(Reuters) - Gambling revenue in the Chinese territory of Macau dropped 3.5% in July from a year earlier, due to tempered demand from high rollers amid a slowdown in the world’s second-largest economy and a trade war with the United States.
Revenue was 24.5 billion patacas ($3.04 billion) in July, Macau’s Gaming Inspection and Coordination said on Thursday. The figure was just below analyst expectations of a 3% drop to 3% rise.
The figure was up from June’s monthly haul of 23.81 billion patacas.
As the special administrative region marks 20 years since its handover from Portuguese rule, slower mainland economic growth, a weaker yuan and a simmering trade war threaten to derail growth.
At the same time, a state-backed report in July singled out Macau’s biggest junket operator Suncity, which operates VIP gambling rooms around Asia, for causing great harm to China’s social order by raking in billions of dollars in online gaming and proxy betting.
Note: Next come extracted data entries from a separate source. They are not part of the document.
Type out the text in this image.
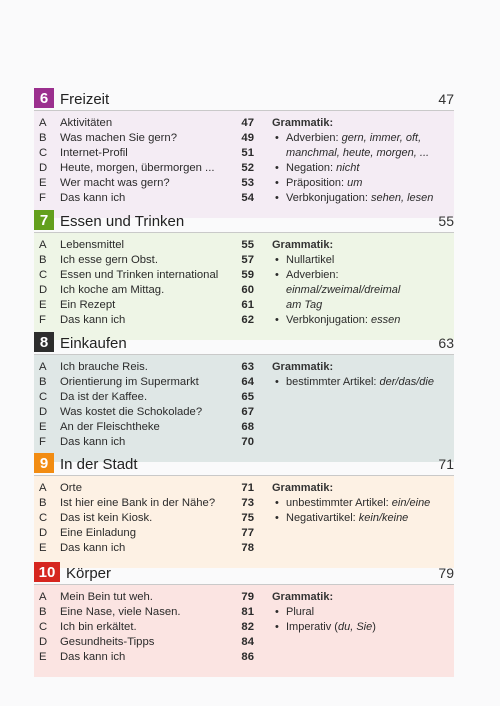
6 Freizeit	47
A Aktivitäten	47
B Was machen Sie gern?	49
C Internet-Profil	51
D Heute, morgen, übermorgen ...	52
E Wer macht was gern?	53
F Das kann ich	54
Grammatik:
• Adverbien: gern, immer, oft,
manchmal, heute, morgen, ...
• Negation: nicht
• Präposition: um
• Verbkonjugation: sehen, lesen
7 Essen und Trinken	55
A Lebensmittel	55
B Ich esse gern Obst.	57
C Essen und Trinken international	59
D Ich koche am Mittag.	60
E Ein Rezept	61
F Das kann ich	62
Grammatik:
• Nullartikel
• Adverbien: einmal/zweimal/dreimal
am Tag
• Verbkonjugation: essen
8 Einkaufen	63
A Ich brauche Reis.	63
B Orientierung im Supermarkt	64
C Da ist der Kaffee.	65
D Was kostet die Schokolade?	67
E An der Fleischtheke	68
F Das kann ich	70
Grammatik:
• bestimmter Artikel: der/das/die
9 In der Stadt	71
A Orte	71
B Ist hier eine Bank in der Nähe?	73
C Das ist kein Kiosk.	75
D Eine Einladung	77
E Das kann ich	78
Grammatik:
• unbestimmter Artikel: ein/eine
• Negativartikel: kein/keine
10 Körper	79
A Mein Bein tut weh.	79
B Eine Nase, viele Nasen.	81
C Ich bin erkältet.	82
D Gesundheits-Tipps	84
E Das kann ich	86
Grammatik:
• Plural
• Imperativ (du, Sie)
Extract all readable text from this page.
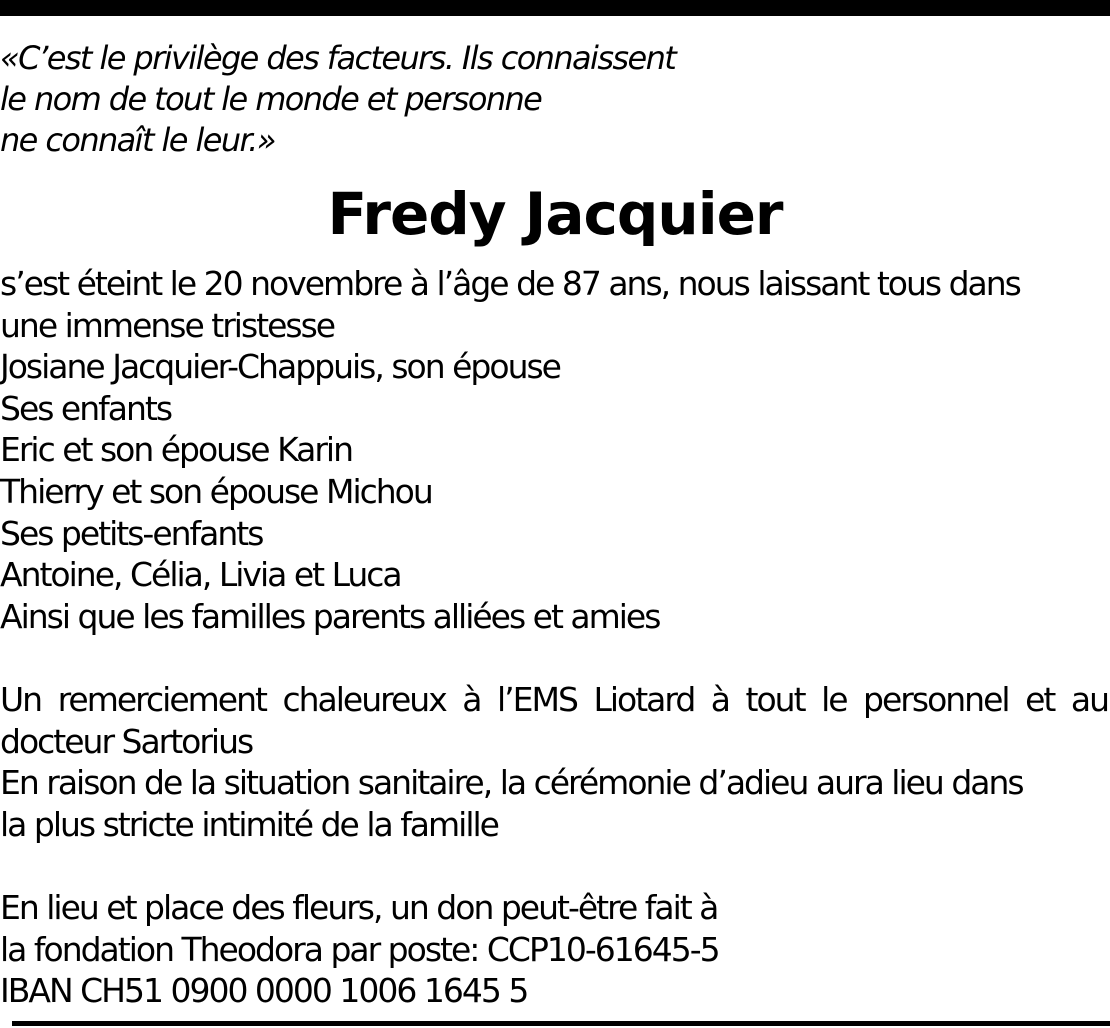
«C’est le privilège des facteurs. Ils connaissent
le nom de tout le monde et personne
ne connaît le leur.»
Fredy Jacquier
s’est éteint le 20 novembre à l’âge de 87 ans, nous laissant tous dans
une immense tristesse
Josiane Jacquier-Chappuis, son épouse
Ses enfants
Eric et son épouse Karin
Thierry et son épouse Michou
Ses petits-enfants
Antoine, Célia, Livia et Luca
Ainsi que les familles parents alliées et amies
Un remerciement chaleureux à l’EMS Liotard à tout le personnel et au
docteur Sartorius
En raison de la situation sanitaire, la cérémonie d’adieu aura lieu dans
la plus stricte intimité de la famille
En lieu et place des fleurs, un don peut-être fait à
la fondation Theodora par poste: CCP10-61645-5
IBAN CH51 0900 0000 1006 1645 5
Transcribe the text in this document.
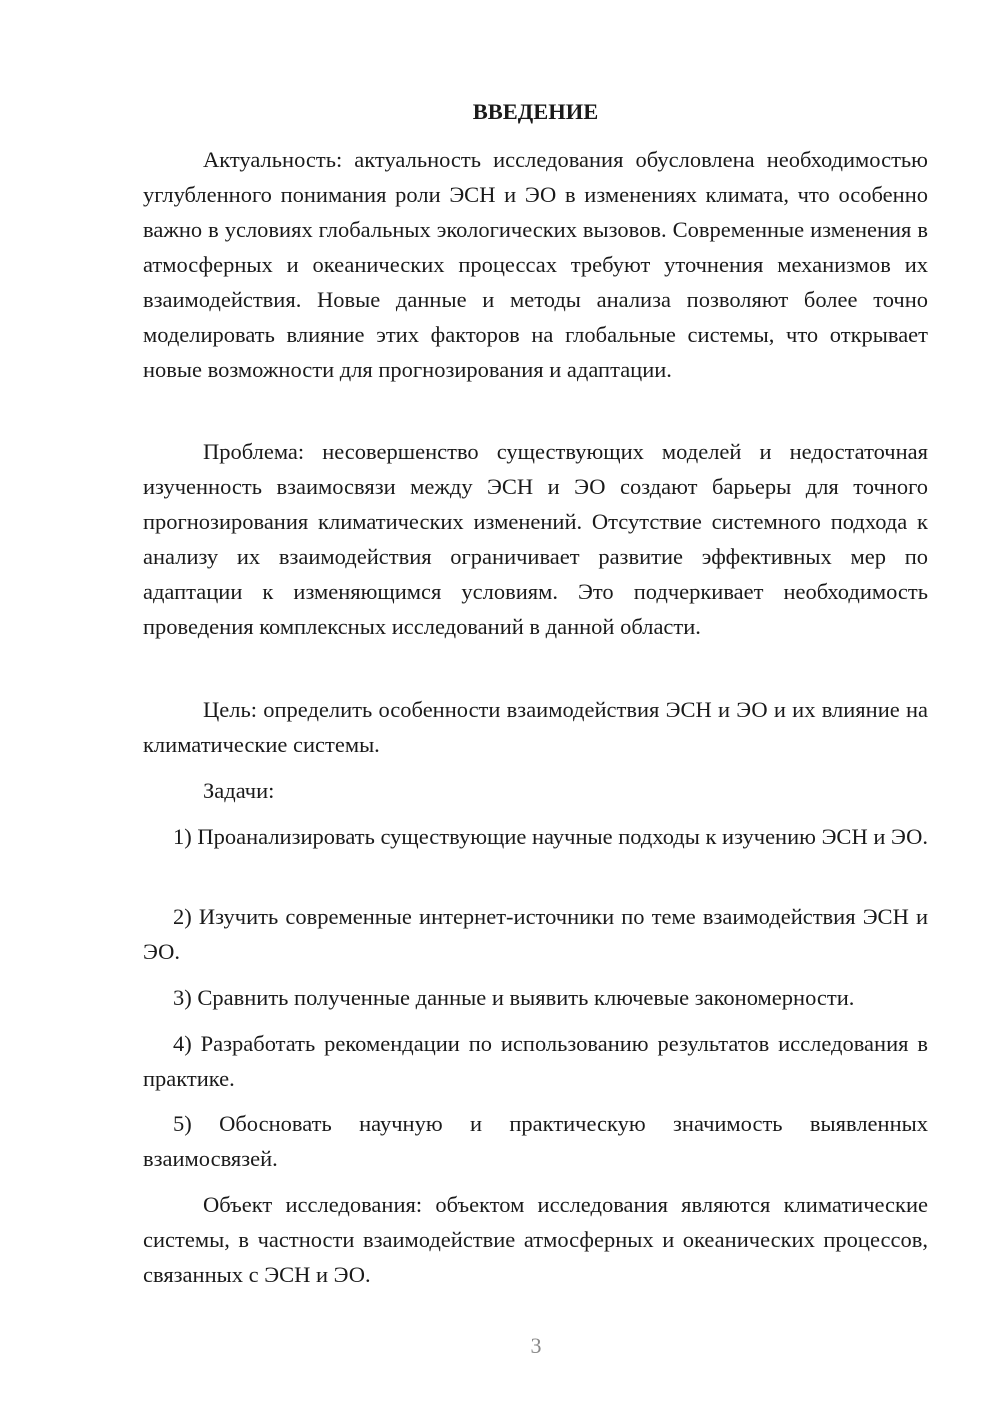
ВВЕДЕНИЕ

Актуальность: актуальность исследования обусловлена необходимостью углубленного понимания роли ЭСН и ЭО в изменениях климата, что особенно важно в условиях глобальных экологических вызовов. Современные изменения в атмосферных и океанических процессах требуют уточнения механизмов их взаимодействия. Новые данные и методы анализа позволяют более точно моделировать влияние этих факторов на глобальные системы, что открывает новые возможности для прогнозирования и адаптации.

Проблема: несовершенство существующих моделей и недостаточная изученность взаимосвязи между ЭСН и ЭО создают барьеры для точного прогнозирования климатических изменений. Отсутствие системного подхода к анализу их взаимодействия ограничивает развитие эффективных мер по адаптации к изменяющимся условиям. Это подчеркивает необходимость проведения комплексных исследований в данной области.

Цель: определить особенности взаимодействия ЭСН и ЭО и их влияние на климатические системы.

Задачи:

1) Проанализировать существующие научные подходы к изучению ЭСН и ЭО.

2) Изучить современные интернет-источники по теме взаимодействия ЭСН и ЭО.

3) Сравнить полученные данные и выявить ключевые закономерности.

4) Разработать рекомендации по использованию результатов исследования в практике.

5) Обосновать научную и практическую значимость выявленных взаимосвязей.

Объект исследования: объектом исследования являются климатические системы, в частности взаимодействие атмосферных и океанических процессов, связанных с ЭСН и ЭО.

3
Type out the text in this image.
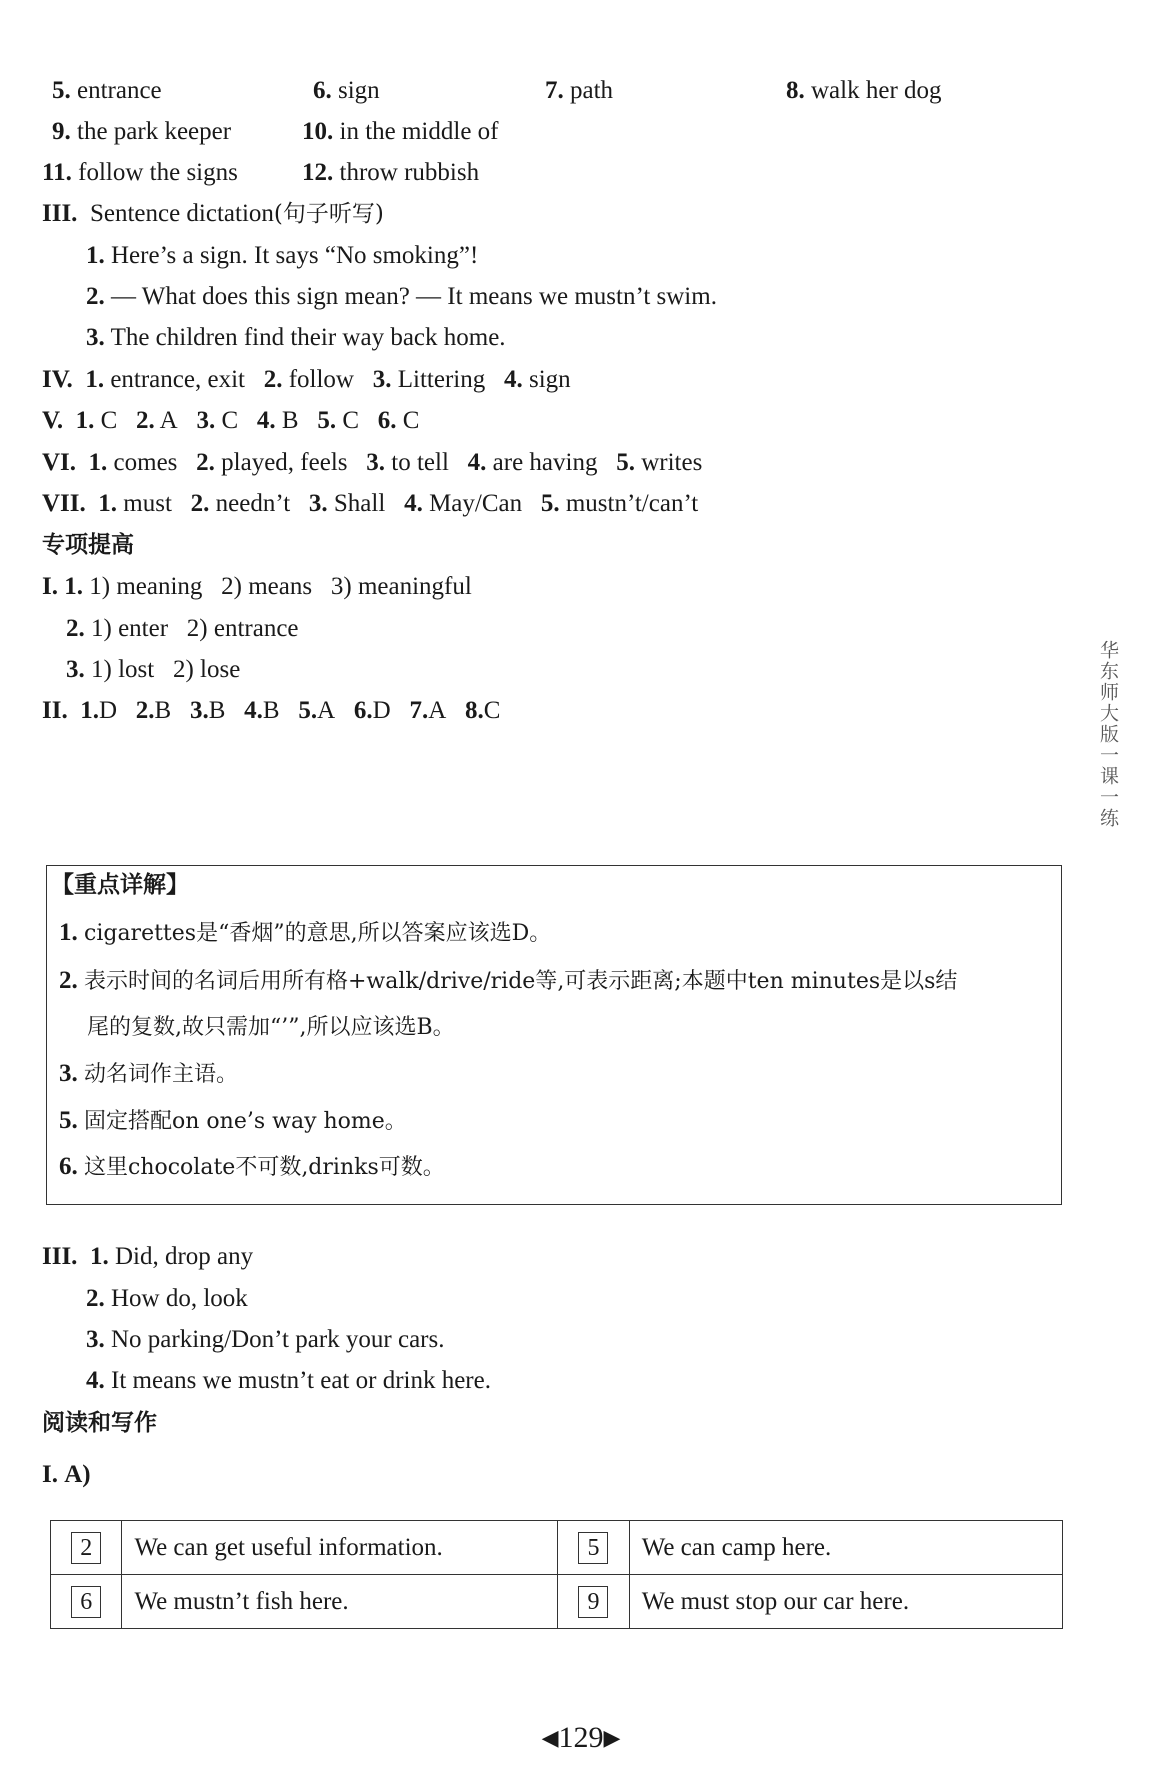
5. entrance	6. sign	7. path	8. walk her dog
9. the park keeper	10. in the middle of
11. follow the signs	12. throw rubbish
III. Sentence dictation(句子听写)
1. Here’s a sign. It says “No smoking”!
2. — What does this sign mean? — It means we mustn’t swim.
3. The children find their way back home.
IV. 1. entrance, exit 2. follow 3. Littering 4. sign
V. 1. C 2. A 3. C 4. B 5. C 6. C
VI. 1. comes 2. played, feels 3. to tell 4. are having 5. writes
VII. 1. must 2. needn’t 3. Shall 4. May/Can 5. mustn’t/can’t
专项提高
I. 1. 1) meaning 2) means 3) meaningful
2. 1) enter 2) entrance
3. 1) lost 2) lose
II. 1.D 2.B 3.B 4.B 5.A 6.D 7.A 8.C
【重点详解】
1. cigarettes是“香烟”的意思,所以答案应该选D。
2. 表示时间的名词后用所有格+walk/drive/ride等,可表示距离;本题中ten minutes是以s结
尾的复数,故只需加“’”,所以应该选B。
3. 动名词作主语。
5. 固定搭配on one’s way home。
6. 这里chocolate不可数,drinks可数。
III. 1. Did, drop any
2. How do, look
3. No parking/Don’t park your cars.
4. It means we mustn’t eat or drink here.
阅读和写作
I. A)
2	We can get useful information.	5	We can camp here.
6	We mustn’t fish here.	9	We must stop our car here.
华东师大版一课一练
◀129▶
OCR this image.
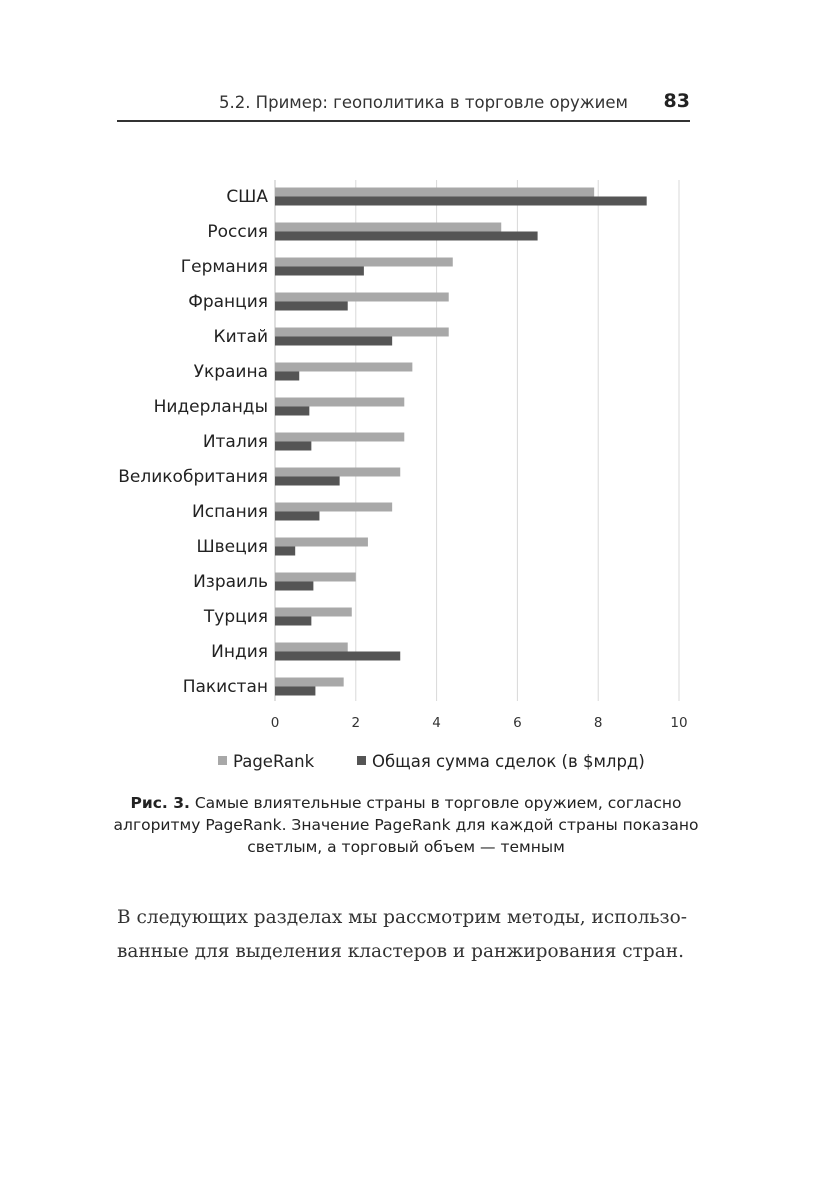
5.2. Пример: геополитика в торговле оружием 83
США
Россия
Германия
Франция
Китай
Украина
Нидерланды
Италия
Великобритания
Испания
Швеция
Израиль
Турция
Индия
Пакистан
0	2	4	6	8	10
PageRank	Общая сумма сделок (в $млрд)
Рис. 3. Самые влиятельные страны в торговле оружием, согласно алгоритму PageRank. Значение PageRank для каждой страны показано светлым, а торговый объем — темным
В следующих разделах мы рассмотрим методы, использо-
ванные для выделения кластеров и ранжирования стран.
Suncity head Alvin Chau apologized to the government for any “negative impact” on Macau’s casinos but denied the group had anything to do with online gaming.
The group, which attracts high roller gamblers to play in Macau’s casinos, runs 18 VIP gaming clubs in the former Portuguese colony.
All six casino license holders, Sands China (1928.HK), Wynn Macau (1128.HK), MGM China (2282.HK), Galaxy Entertainment (0027.HK), SJM Holdings (0880.HK) and Melco Resorts (MLCO.O) work with Suncity to attract VIPs to their properties.
Analysts said the incident could have an impact on future gaming revenues with some junkets withdrawing capital following the announcement.